It’s four-thirty in the morning. I’ve been lying awake since three. Guess I might as well get out of bed and make some coffee.
We went to bed last night after running the air conditioning in the evening to cool off the house. The mid-day temperature hit eighty-eight and humidity was sauna-like, making it impossible to feel comfortable indoors unless we were in the basement, lying flat against the concrete floor, so B switched on the central air about an hour before dinner and left it on until bed time. When I hit the hay at around eleven last night, the house was still cool.
I couldn’t figure out at first why I woke up at three. The cats weren’t fighting. I didn’t have to take a leak.
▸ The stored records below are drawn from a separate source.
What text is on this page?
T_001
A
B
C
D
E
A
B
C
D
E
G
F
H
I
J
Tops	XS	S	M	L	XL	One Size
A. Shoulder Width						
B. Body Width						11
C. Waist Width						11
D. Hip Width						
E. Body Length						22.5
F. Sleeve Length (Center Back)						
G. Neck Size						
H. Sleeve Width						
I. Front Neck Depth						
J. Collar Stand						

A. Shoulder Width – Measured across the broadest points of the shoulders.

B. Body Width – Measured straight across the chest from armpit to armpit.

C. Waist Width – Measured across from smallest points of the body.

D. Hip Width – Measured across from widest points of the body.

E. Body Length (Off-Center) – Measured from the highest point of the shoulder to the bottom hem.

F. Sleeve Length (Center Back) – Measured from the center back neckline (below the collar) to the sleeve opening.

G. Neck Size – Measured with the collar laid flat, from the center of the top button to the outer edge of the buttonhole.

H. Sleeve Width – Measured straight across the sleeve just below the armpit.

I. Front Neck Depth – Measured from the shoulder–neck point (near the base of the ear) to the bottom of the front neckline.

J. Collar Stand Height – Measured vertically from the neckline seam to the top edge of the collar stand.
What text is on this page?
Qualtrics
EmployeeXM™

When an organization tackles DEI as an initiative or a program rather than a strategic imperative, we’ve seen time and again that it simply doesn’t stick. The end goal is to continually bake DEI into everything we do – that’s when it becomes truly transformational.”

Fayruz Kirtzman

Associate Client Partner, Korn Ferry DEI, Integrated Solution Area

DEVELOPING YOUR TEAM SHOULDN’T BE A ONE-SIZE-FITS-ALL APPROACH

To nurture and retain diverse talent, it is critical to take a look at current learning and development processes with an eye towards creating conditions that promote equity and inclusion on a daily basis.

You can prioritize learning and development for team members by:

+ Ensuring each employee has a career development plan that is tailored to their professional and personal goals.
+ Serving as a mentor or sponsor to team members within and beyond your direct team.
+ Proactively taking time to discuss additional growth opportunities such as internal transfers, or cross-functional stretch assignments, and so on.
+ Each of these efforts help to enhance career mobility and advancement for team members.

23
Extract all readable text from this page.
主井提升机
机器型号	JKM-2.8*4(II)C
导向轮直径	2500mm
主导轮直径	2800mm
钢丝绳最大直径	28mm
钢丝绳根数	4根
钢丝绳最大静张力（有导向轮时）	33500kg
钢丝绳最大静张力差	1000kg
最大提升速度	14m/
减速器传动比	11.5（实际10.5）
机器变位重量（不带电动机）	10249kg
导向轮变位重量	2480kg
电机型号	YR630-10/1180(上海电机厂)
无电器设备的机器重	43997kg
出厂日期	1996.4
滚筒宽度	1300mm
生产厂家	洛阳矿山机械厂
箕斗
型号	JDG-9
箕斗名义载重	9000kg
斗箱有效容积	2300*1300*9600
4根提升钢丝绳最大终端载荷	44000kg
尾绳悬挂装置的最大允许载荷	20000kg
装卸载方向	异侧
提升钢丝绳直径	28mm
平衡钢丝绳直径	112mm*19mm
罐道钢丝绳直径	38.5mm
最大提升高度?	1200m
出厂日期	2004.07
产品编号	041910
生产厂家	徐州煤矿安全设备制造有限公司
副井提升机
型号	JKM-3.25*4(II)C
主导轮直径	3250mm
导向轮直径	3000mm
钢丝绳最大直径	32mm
But as I slowly came fully awake, I realized I was hot as a tinfoil-wrapped potato on a Weber grill. I clawed my way out from under the covers, but it didn’t help. The air in the room was absolutely stifling. Laying on top of the sheets in nothing but my skivvies, I was still burning up.
I rolled out of bed and checked the window: closed. Tried to jerk it open, had to unlock it first. Most nights, we sleep with the windows open, but when B closes a window she locks it to keep the axe murderers out. I had to unlock every window as I went around the house, trying to get some fresh air. Then, before I climbed back into bed, I switched on the ceiling fan.
Didn’t help. I was nice and cool, but I was wide-awake after all that roaming around, and I never did get back to sleep. I must have dozed off once or twice, because I never heard the clock in the living room chime four bells, although I did hear the half-hour bell at three-thirty and four-thirty. And a couple times I slipped far enough into sleep to swallow my tongue and snort myself awake.
But as the night dragged on to morning and I could hear the birds begin their morning songs through the now-open window, the idea of getting up to make coffee sounded better and better. And here I am. Hiya.
ADDED LATER: B correctly points out that, when closing the windows, the top sash often drops open. When that happens, the locks on the windows don’t work, so when she closes the windows she also locks them to make sure both the top and bottom sashes are closed tightly. She’s just making sure we’re not sending our air conditioning out the window, not trying to lock out the axe murderers. So noted.